Niner couldn’t see anything but droids—industrial droids—moving around the quarry. He ran his glove across his visor to clear the droplets of rain and tried several binoc magnifications, flicking between settings with eye movements. But if there were organic workers around, he couldn’t see any.
The quarry was a massive and startling gouge in the landscape, an amphitheater with stepped sides that allowed droid excavators to dig out rock for processing. The depression sloped gently at one side; it was a towering cliff on the other. A small site office with alloy-plated walls and no windows sat beside a wide track at the top of the slope. Apart from the steady procession of droids laden with raw rock for the screening plant, the area was deserted. But someone—something—was controlling the detonations. They had to be in the building. And structures with solid alloy walls like that tended to have interesting contents.
The all-clear siren sounded. The droids moved in to scoop up the loose rock, sending spray and mud flying as they rumbled up the slopes.
“Okay, let’s see what we can liberate
from the hut,” Niner said. “Atin, with me. Fi, stay here and cover.”
They darted out of the trees and across a hundred meters of open land to the edge of the quarry, dodging between giant droids that took no notice of them. One droid, its wheels as high as Niner was tall, swung its bucket scoop unexpectedly and struck his shoulder plate a glancing blow. He stumbled and Atin caught his arm, steadying him. They paused, waiting for the next droid to return up the slope, then jogged alongside it until level with the site building.
They were now exposed, pressed close to the front wall. The building was only ten meters wide. Atin knelt at the door and studied the single lock.
“Pretty insubstantial if this is where they store the explosives,” he said.
“Let’s take a look.”
Atin stood up slowly and placed a scope on the door to listen for movement. He shook his head at Niner. Then he slid a flimsi-thin flat endoscope around the jamb, working it back and forth, slowly and carefully. “Now that’s a tight fit,” he said. “Can’t get it in.”
“We could always just walk in there.”
“Remember, we’re probably heading into a store full of explosives. If I could get a probe through it could at least get a sniff of the air and test for chemicals.”
“Okay, let’s walk in carefully, then.”
There was no handle. Niner stood to the hinge side, Deece in one hand, and pressed silently on the single plate that made up the door. It didn’t yield.

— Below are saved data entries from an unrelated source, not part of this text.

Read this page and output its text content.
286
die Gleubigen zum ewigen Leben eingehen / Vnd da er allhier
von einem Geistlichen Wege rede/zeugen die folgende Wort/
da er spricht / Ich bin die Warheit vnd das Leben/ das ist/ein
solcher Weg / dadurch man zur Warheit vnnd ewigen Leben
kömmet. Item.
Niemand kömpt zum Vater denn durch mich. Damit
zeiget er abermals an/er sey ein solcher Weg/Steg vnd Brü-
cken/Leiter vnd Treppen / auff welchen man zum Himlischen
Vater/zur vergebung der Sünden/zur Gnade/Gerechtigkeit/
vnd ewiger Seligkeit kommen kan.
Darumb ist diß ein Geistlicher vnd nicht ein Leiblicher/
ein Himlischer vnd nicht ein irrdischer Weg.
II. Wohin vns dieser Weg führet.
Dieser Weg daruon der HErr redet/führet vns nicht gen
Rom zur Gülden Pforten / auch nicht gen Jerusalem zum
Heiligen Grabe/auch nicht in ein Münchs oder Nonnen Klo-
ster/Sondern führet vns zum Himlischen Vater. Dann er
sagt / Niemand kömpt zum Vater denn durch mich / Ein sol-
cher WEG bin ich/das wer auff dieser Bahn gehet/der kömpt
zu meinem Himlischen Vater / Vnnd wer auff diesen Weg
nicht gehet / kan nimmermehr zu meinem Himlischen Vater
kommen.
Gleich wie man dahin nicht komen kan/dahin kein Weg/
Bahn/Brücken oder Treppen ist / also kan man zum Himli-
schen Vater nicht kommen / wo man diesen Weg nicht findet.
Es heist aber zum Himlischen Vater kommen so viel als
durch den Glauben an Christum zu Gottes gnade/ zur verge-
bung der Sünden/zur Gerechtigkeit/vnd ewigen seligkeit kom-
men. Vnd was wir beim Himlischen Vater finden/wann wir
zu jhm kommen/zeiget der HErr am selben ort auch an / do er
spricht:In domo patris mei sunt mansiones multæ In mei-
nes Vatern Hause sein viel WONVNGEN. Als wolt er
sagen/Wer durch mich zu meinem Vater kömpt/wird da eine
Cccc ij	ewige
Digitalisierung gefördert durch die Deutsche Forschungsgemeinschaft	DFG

Atin nodded. He took out the handheld ram, ten kilos that had seemed like dead, useless weight in their packs until now. He squared it up to the lock.
Niner raised one finger. “Three … two …”
It applied a force of two metric tons.
“Go.”
The door fell open, and they both leapt back as a stream of blasterfire shot out. It stopped suddenly. They squatted on either side of the entrance. Usually this was simple: if someone inside didn’t want to leave, a grenade coaxed them out, one way or another. But with a high chance of explosives being inside, that method was a little too emphatic. Niner shook his head.